I’m really trying to grasp it all, and it hasn’t been easy, though it’s a great problem to have. It really came to a head at our CD Release party at the Somerville Theatre in February. We had 750 people there in this nice old theatre, everyone from 60 year-old-women from the folk circuit, to dancing hippies, to drunk underage college kids, all under one roof.
It was a little much to take in on that grand scale, and it was sort of hard to reconcile everything. But I think everyone had a good time.
As a singer-songwriter, and one who plays solo, I definitely reach some of the folk scene and the more writer-based side of things. As an improvisational band, we certainly are part of the jamband circuit. And I think much of our stuff is sort of accessible to a younger, pop-crowd as well. I don’t really try to write for one scene or another, but I do embrace them all. I explain it like this: You have mind, heart, and body. My mind is in the folk-world, with the writers. My heart is in the jamband world, with the kind souls and the real heads. And my body is for the kiddies! I really mean all of this, though. My heart has always been with the people who truly care about music, and I think the jamband scene is the epitome of that. I’m lucky to be a part of it, and I’ll never forget that as long as I live.

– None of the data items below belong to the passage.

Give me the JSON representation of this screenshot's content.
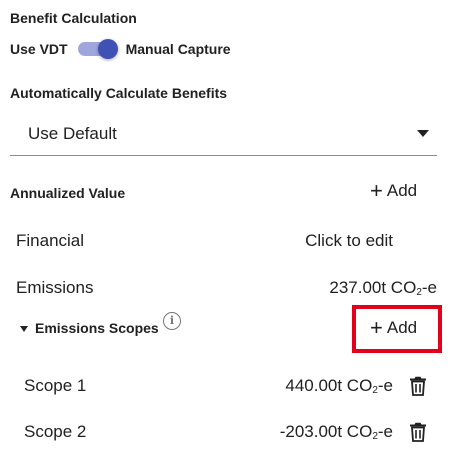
{
  "benefit": {
    "title": "Benefit Calculation",
    "toggle_left_label": "Use VDT",
    "toggle_right_label": "Manual Capture",
    "toggle_state": "right",
    "accent_color": "#3f51b5"
  },
  "auto_calc": {
    "label": "Automatically Calculate Benefits",
    "selected": "Use Default"
  },
  "annualized": {
    "title": "Annualized Value",
    "add_label": "Add"
  },
  "rows": {
    "financial_label": "Financial",
    "financial_value": "Click to edit",
    "emissions_label": "Emissions",
    "emissions_value_num": "237.00t CO",
    "emissions_value_sub": "2",
    "emissions_value_unit": "-e"
  },
  "scopes": {
    "title": "Emissions Scopes",
    "add_label": "Add",
    "items": [
      {
        "label": "Scope 1",
        "value_num": "440.00t CO",
        "value_sub": "2",
        "value_unit": "-e"
      },
      {
        "label": "Scope 2",
        "value_num": "-203.00t CO",
        "value_sub": "2",
        "value_unit": "-e"
      }
    ]
  },
  "icons": {
    "info": "info-icon",
    "trash": "trash-icon",
    "plus": "plus-icon",
    "caret": "caret-down-icon"
  },
  "highlight_color": "#e2001a"
}
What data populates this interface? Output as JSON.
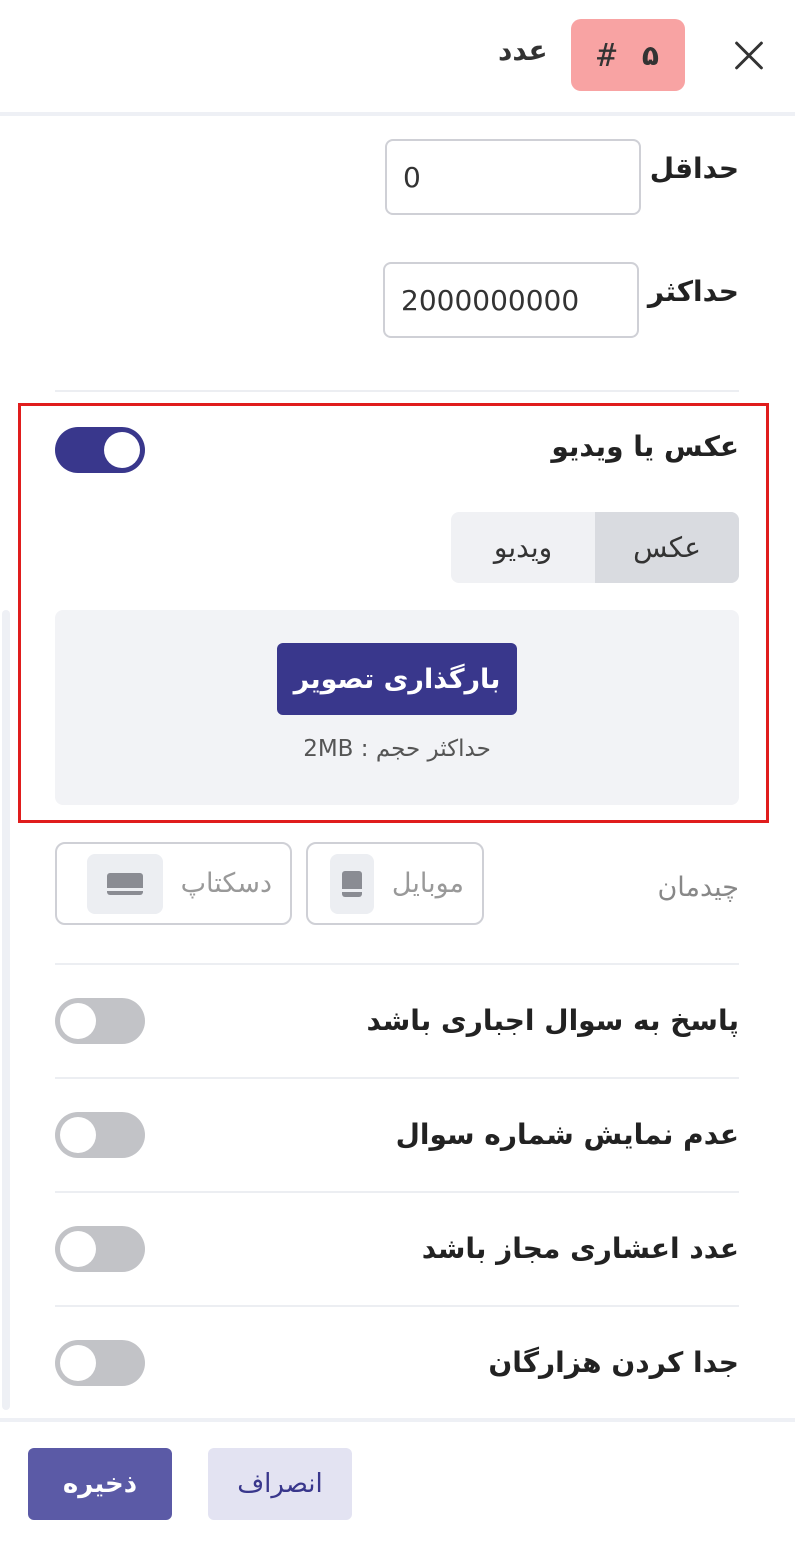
{
  "header": {
    "question_type": "عدد",
    "question_number": "۵",
    "hash_symbol": "#"
  },
  "number_range": {
    "min_label": "حداقل",
    "min_value": "0",
    "max_label": "حداکثر",
    "max_value": "2000000000"
  },
  "media": {
    "label": "عکس یا ویدیو",
    "enabled": true,
    "tabs": [
      {
        "label": "عکس",
        "active": true
      },
      {
        "label": "ویدیو",
        "active": false
      }
    ],
    "upload_button": "بارگذاری تصویر",
    "upload_hint": "حداکثر حجم : 2MB"
  },
  "layout": {
    "label": "چیدمان",
    "options": [
      {
        "label": "موبایل",
        "icon": "mobile-icon"
      },
      {
        "label": "دسکتاپ",
        "icon": "desktop-icon"
      }
    ]
  },
  "settings": [
    {
      "label": "پاسخ به سوال اجباری باشد",
      "enabled": false
    },
    {
      "label": "عدم نمایش شماره سوال",
      "enabled": false
    },
    {
      "label": "عدد اعشاری مجاز باشد",
      "enabled": false
    },
    {
      "label": "جدا کردن هزارگان",
      "enabled": false
    }
  ],
  "footer": {
    "save_label": "ذخیره",
    "cancel_label": "انصراف"
  },
  "colors": {
    "primary": "#39378c",
    "badge_bg": "#f8a3a3",
    "highlight_border": "#e01d1d"
  }
}
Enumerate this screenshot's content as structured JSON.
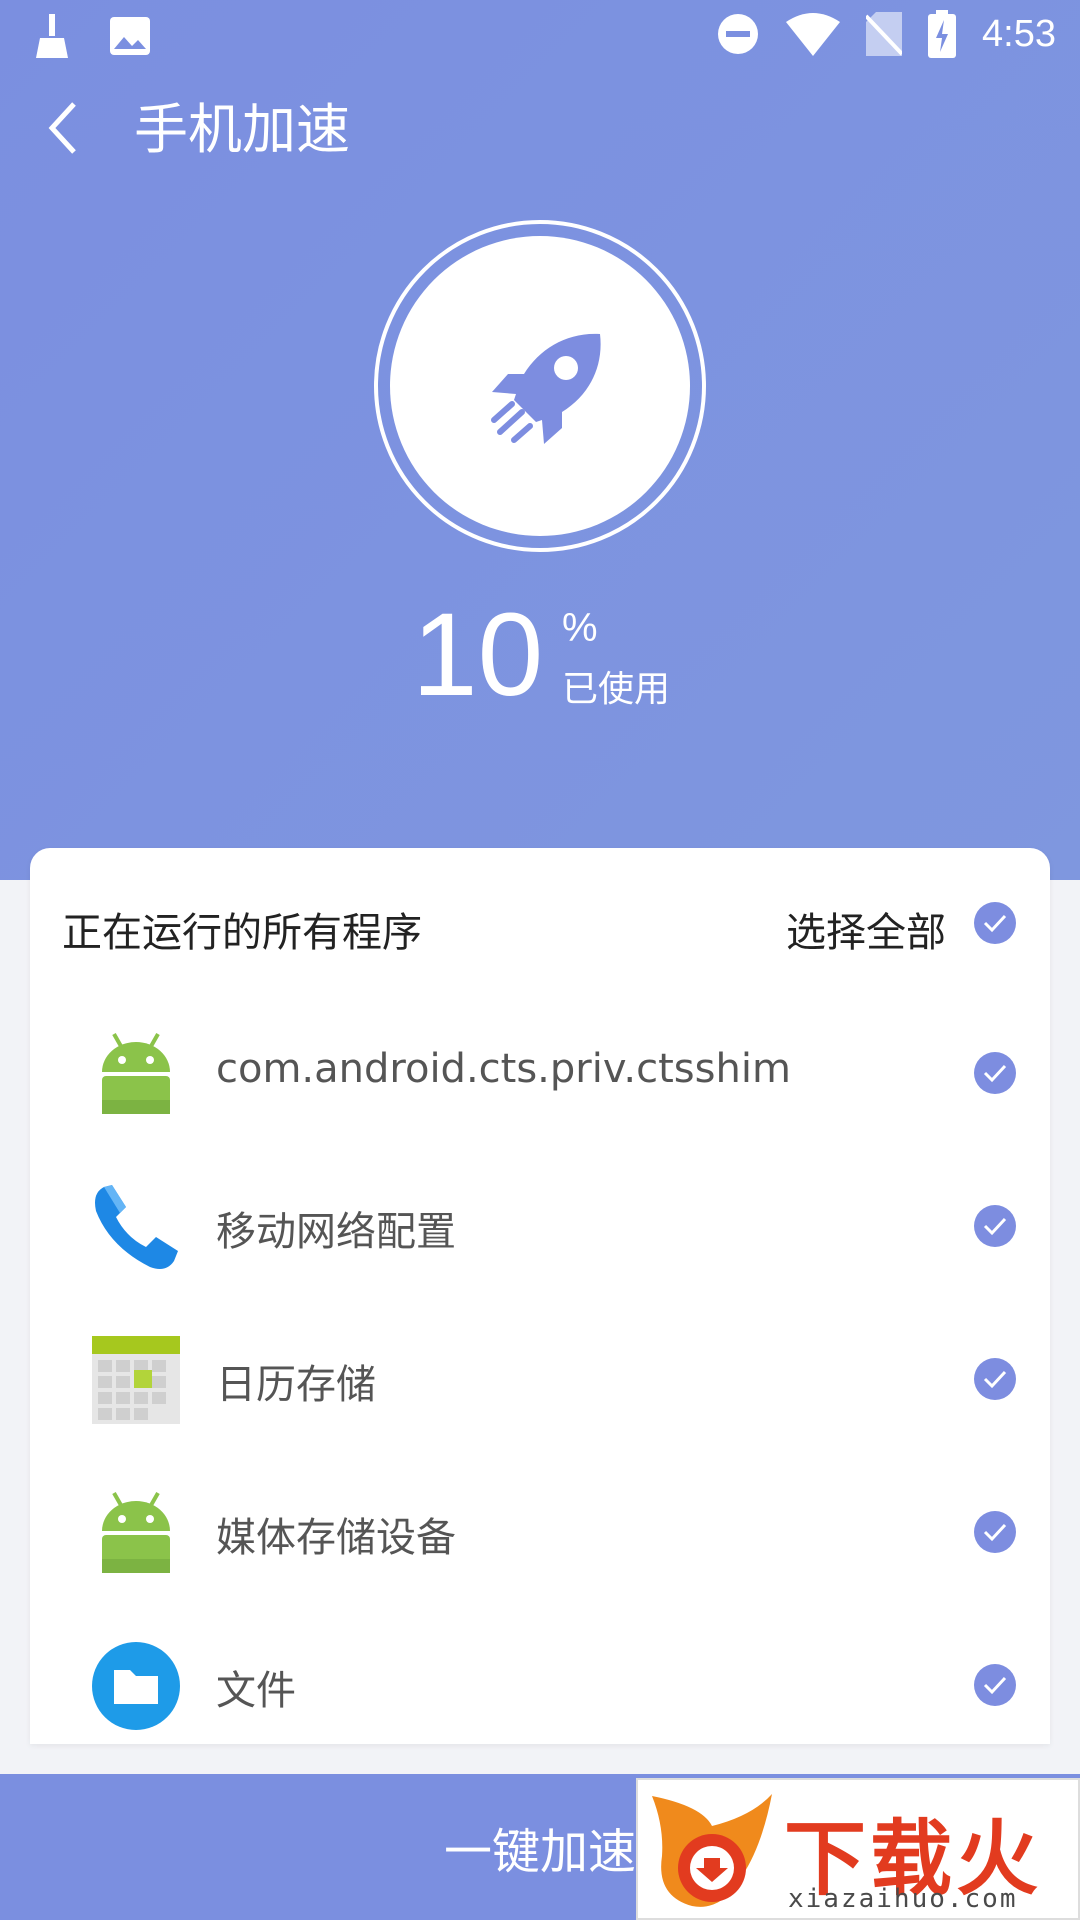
{
  "status_bar": {
    "time": "4:53",
    "left_icons": [
      "broom-icon",
      "image-icon"
    ],
    "right_icons": [
      "dnd-icon",
      "wifi-icon",
      "no-sim-icon",
      "battery-charging-icon"
    ]
  },
  "header": {
    "title": "手机加速",
    "back_icon": "chevron-left-icon"
  },
  "usage": {
    "value": "10",
    "unit": "%",
    "label": "已使用"
  },
  "list_header": {
    "title": "正在运行的所有程序",
    "select_all_label": "选择全部",
    "select_all_checked": true
  },
  "apps": [
    {
      "label": "com.android.cts.priv.ctsshim",
      "icon": "android-icon",
      "checked": true
    },
    {
      "label": "移动网络配置",
      "icon": "phone-icon",
      "checked": true
    },
    {
      "label": "日历存储",
      "icon": "calendar-icon",
      "checked": true
    },
    {
      "label": "媒体存储设备",
      "icon": "android-icon",
      "checked": true
    },
    {
      "label": "文件",
      "icon": "folder-icon",
      "checked": true
    }
  ],
  "bottom_button": {
    "label": "一键加速"
  },
  "watermark": {
    "text": "下载火",
    "sub": "xiazaihuo.com"
  },
  "colors": {
    "accent": "#7b8fe0",
    "check": "#7d8de0",
    "android_green": "#8bc34a",
    "phone_blue": "#1e88e5",
    "folder_blue": "#1e9be8",
    "watermark_red": "#e23b1f"
  }
}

“My body is for the kiddies”—what do you mean by that?
Ha! I guess that does sound a little weird. It’s just a tidy little metaphor, I think— the mind, heart, body thing. By kiddies, I mean sort of the pop world, generally a young fan base. I don’t cater to that in the slightest, but it’s a reality. That crowd is there and they are listening. It’s not the folk world and it’s not the jamband world. It’s little music-heads in their own right, tracking down singer-songwriters on MySpace. If you want me to embody that, fine. I can do that. Put my picture up somewhere, do whatever you want with my name, my face, my "body." The music will speak for itself. And my heart will be with the hippies and my head will be with the writers. I don’t mean to generalize here, like everyone has to fall into one category. It’s just a tidy metaphor. My body is a wonderland. Ha…
You performed at Gathering of the Vibes last year and this year you played at moe.‘s Snoe Down in March along with Camp Creek later this summer. What’s your favorite thing(s) about these types of multi-band festivals? Any memories stand out from past events?
Oh, man, festivals can just be like heaven. I’ve just had some of the most amazing experiences at those things. The music and the vibes can just be so good, so blissful. I remember my first festival, High Sierra in 2003 (I’m still very new to this), I was people watching and just saw two complete strangers, both men, come across each other on a path with many other people. They didn’t say anything, hugged each other, and moved on. It wasn’t planned, it wasn’t forced, and it wasn’t gay. Man, I just thought that was pure love, and that’s what it’s all about.
Last year at the Gathering of the Vibes was just like a dream. I still can’t really believe we got to play that big stage, though we were ready to do it, you know? Being introduced to Keller Williams by Reid Genauer backstage totally tripped me out. It was just such an honor to meet Keller and so special to me to meet him not as a fan approaching him, but as a sort of fellow musician somewhere in the same stratosphere. I’ll never forget that experience.
Beyond touring, does the band have any big goals, ideas and plans for 2006?
Well, beyond touring, I suppose there isn't much! We'll definitely be hitting the road hard this year and that's basically all the goals wrapped up in one. We really just want to get better. Like, we're all individually and as a whole freaking out that we NEED to get better. Now. All of these festivals will be a great opportunity, as well as a challenge for us. We really need to be on the top of our game and keep discovering new territory, new ways to keep it fresh every night. This scene will accept nothing less and we just want to give the best shows possible. That's basically it.